23 years after her father's death, Suzie Lismore underwent genetic testing and discovered that both she and her brother have Lynch Syndrome; a genetic mutation that increases an individual's risk of certain types of cancer. Suzie now wishes to share her experience to raise the profile of this little-known hereditary condition and its potentially devastating consequences.
"When I was six years old, my mum and dad sat my little brother and me down and began to explain: Dad had cancer and they didn’t know when — but he was going to die. We’d known he was ill and had been for some time, but had initially been told it was food poisoning. This explained his special drinks (Conplan), as he was unable to eat, and the constant vomiting.
I remember thinking it couldn’t be true. Dad was only 38. Strong, playful and always making something — a bunk bed for my brother; a walk-in wardrobe for me; a massive train track on a piece of wooden board. Things happened very fast after this.
Fast-forward 23 years and my brother and I have undergone genetic testing and found out we both have Lynch Syndrome. Lynch Syndrome is a hereditary disorder caused by a mutation in a mismatched repair gene, in which individuals have a higher than normal chance of developing colorectal cancer, ovarian cancer, endometrial cancer, and others including stomach and kidney cancer (for more information about genetic mutations and hereditary risks click here).
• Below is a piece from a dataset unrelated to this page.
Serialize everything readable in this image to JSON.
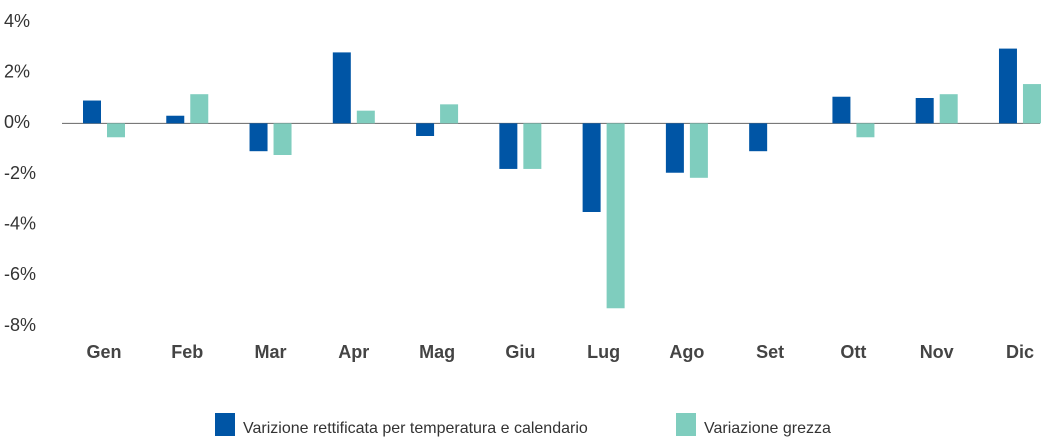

My mutation is in MLH1/PMS2; the genes that work in repairing mistakes that are made when DNA is copied in preparation for cell division. This defect in the genes prevents the repair of DNA mistakes from happening and, as cells divide, errors stack up and uncontrollable cell growth happens, resulting in cancer.
Being tested wasn’t an easy process. I’d asked my GP for years if there was any screening I could have, as so many family members have died from cancer. I’ve suffered with bowel complaints since my late teens and so I was under the care of a gastroenterologist and had undergone a colonoscopy, with another after a further flare up in my mid-twenties.
Thankfully it came back normal. During this time I’d had my eldest child and met Jo Stanford, who is now the Cancer Prevention Officer at Ovarian Cancer Action, at a NCT class. I’m grateful we kept in touch, as it was during a moan to her about genetics that she suggested I look into Lynch. I mentioned this to my consultant who, after looking into my family’s history, went on to refer me for genetic testing.
"I was worrying constantly every time I felt different — or found a bump or lump that hadn’t been there before"Suzie Lismore
I was definitely not expecting to have the mutation. I’d prepared myself mentally to look after my little brother, who I was convinced had it. To say I was shell-shocked when I was told it was both of us would be the understatement of the century! I left in a daze with a small leaflet on Lynch and that was it. I had a bit of a breakdown that day. I literally could not keep it together. There was nothing I could do; I was going to die.
Once I got my mind straight again, I started looking into screening for Lynch. This would involve 18 monthly colonoscopies and a hysterectomy. I’d already had a hysterectomy due to endometriosis, but I still had one ovary left to worry about. I scheduled an appointment with my gynaecologist, who set me up for yearly CA125 blood tests and ultrasounds. At the first sign of anything going bad he would remove the ovary, but I wanted to try to keep it for as long as I could, finally agreeing on 40.
Just to add further excitement I also found two breast lumps. After an MRI to check them, they found a further two, although the breast surgeon was pretty sure they were fine and wouldn’t become cancer.
I started thinking about this fresh scare and the anxiety that had begun to take over my life. I was worrying constantly every time I felt different— or found a bump or lump that hadn’t been there before. I decided it had to stop; it was ruining my life.
I booked an appointment to see my breast surgeon and discussed my concerns with him. He looked at my genetic history, a family ‘who’s who’ of who died from what and, as I had relatives who had had this type of cancer, I was eligible for prophylactic surgery if I wished.
Finally, in January 2017, I underwent a bilateral double mastectomy, opting for a straight-to-implant reconstruction. In my mind, it was the simplest form of reconstruction and with two lively children aged six and four, the most sensible option.
It was simply the most painful experience I have ever had. It took so long to recover back to full fitness, although thankfully I had no infections, just a massive haematoma in one breast. Alas, I have had to have a further reconstruction and as I write this I am recovering from a revision operation to improve the final results.
Although I have experienced complications I still 100% stand by my decision to remove my breasts. My husband has been fantastic, he really has. This didn’t just happen to me, it happened to him as well. He has seen me at my lowest and most vulnerable, but he hasn’t run away, he has held me up."